Junta-staged rally struggles to stir disapproval of opposition
The country's equivalent of a communist political party appears to be wilting in the harsh glare of popular derision.
When the regime organised one of its 'spontaneous' political rallies last Saturday in Mandalay, the Union Solidarity and Development Association played a relatively low-key role.
The rally was designed to suggest there was public disapproval for the opposition National League for Democracy (NLD) on the 10th anniversary weekend of its creation. Protesters were allegedly expressing their 'genuine anger at detractors and subversives' seeking to 'wreck peace and stability'.
The target is of course the NLD and its recent creation of a committee to represent a 1990 parliament that - had the military allowed it to convene - the party would have dominated.
Estimates are that more than 20,000 unhappy demonstrators answered the call.

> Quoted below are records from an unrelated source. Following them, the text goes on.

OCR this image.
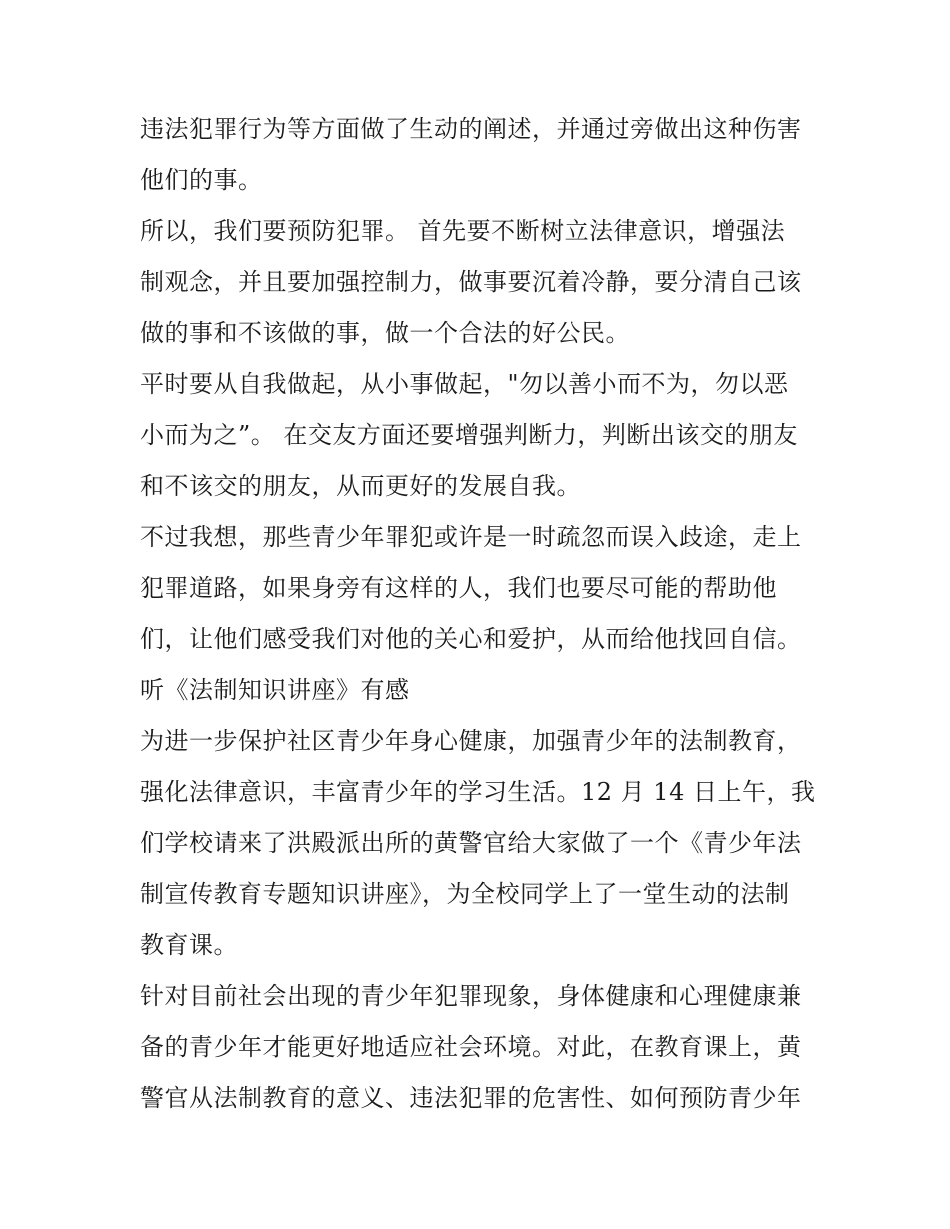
违法犯罪行为等方面做了生动的阐述，并通过旁做出这种伤害
他们的事。
所以，我们要预防犯罪。 首先要不断树立法律意识，增强法
制观念，并且要加强控制力，做事要沉着冷静，要分清自己该
做的事和不该做的事，做一个合法的好公民。
平时要从自我做起，从小事做起，"勿以善小而不为，勿以恶
小而为之”。 在交友方面还要增强判断力，判断出该交的朋友
和不该交的朋友，从而更好的发展自我。
不过我想，那些青少年罪犯或许是一时疏忽而误入歧途，走上
犯罪道路，如果身旁有这样的人，我们也要尽可能的帮助他
们，让他们感受我们对他的关心和爱护，从而给他找回自信。
听《法制知识讲座》有感
为进一步保护社区青少年身心健康，加强青少年的法制教育，
强化法律意识，丰富青少年的学习生活。12 月 14 日上午，我
们学校请来了洪殿派出所的黄警官给大家做了一个《青少年法
制宣传教育专题知识讲座》，为全校同学上了一堂生动的法制
教育课。
针对目前社会出现的青少年犯罪现象，身体健康和心理健康兼
备的青少年才能更好地适应社会环境。对此，在教育课上，黄
警官从法制教育的意义、违法犯罪的危害性、如何预防青少年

Perhaps so. But the statement may have given the game away in stating that they were 'businessmen, entrepreneurs, merchants, traders, shopkeepers and ordinary citizens'. Many of them were, in other words, people who probably had little choice but to attend if they wanted to continue in business.
The New Light of Myanmar said over the same weekend that the representatives of 24 'social and economic organisations' were also present.
These organisations ranged from the local branch of the Red Cross Society and the Motion Picture Association, to the Oil Dealers' Association and the Auxiliary Fire Brigade.
If there was still any room for 'ordinary citizens' they attended only because the only alternative was to pay a fine.
But why not simply parade the local branch of USDA - the regime's civilian arm that has spread its tentacles throughout the country? 'It's just terribly unpopular,' said one opposition activist who recently emerged from Burma.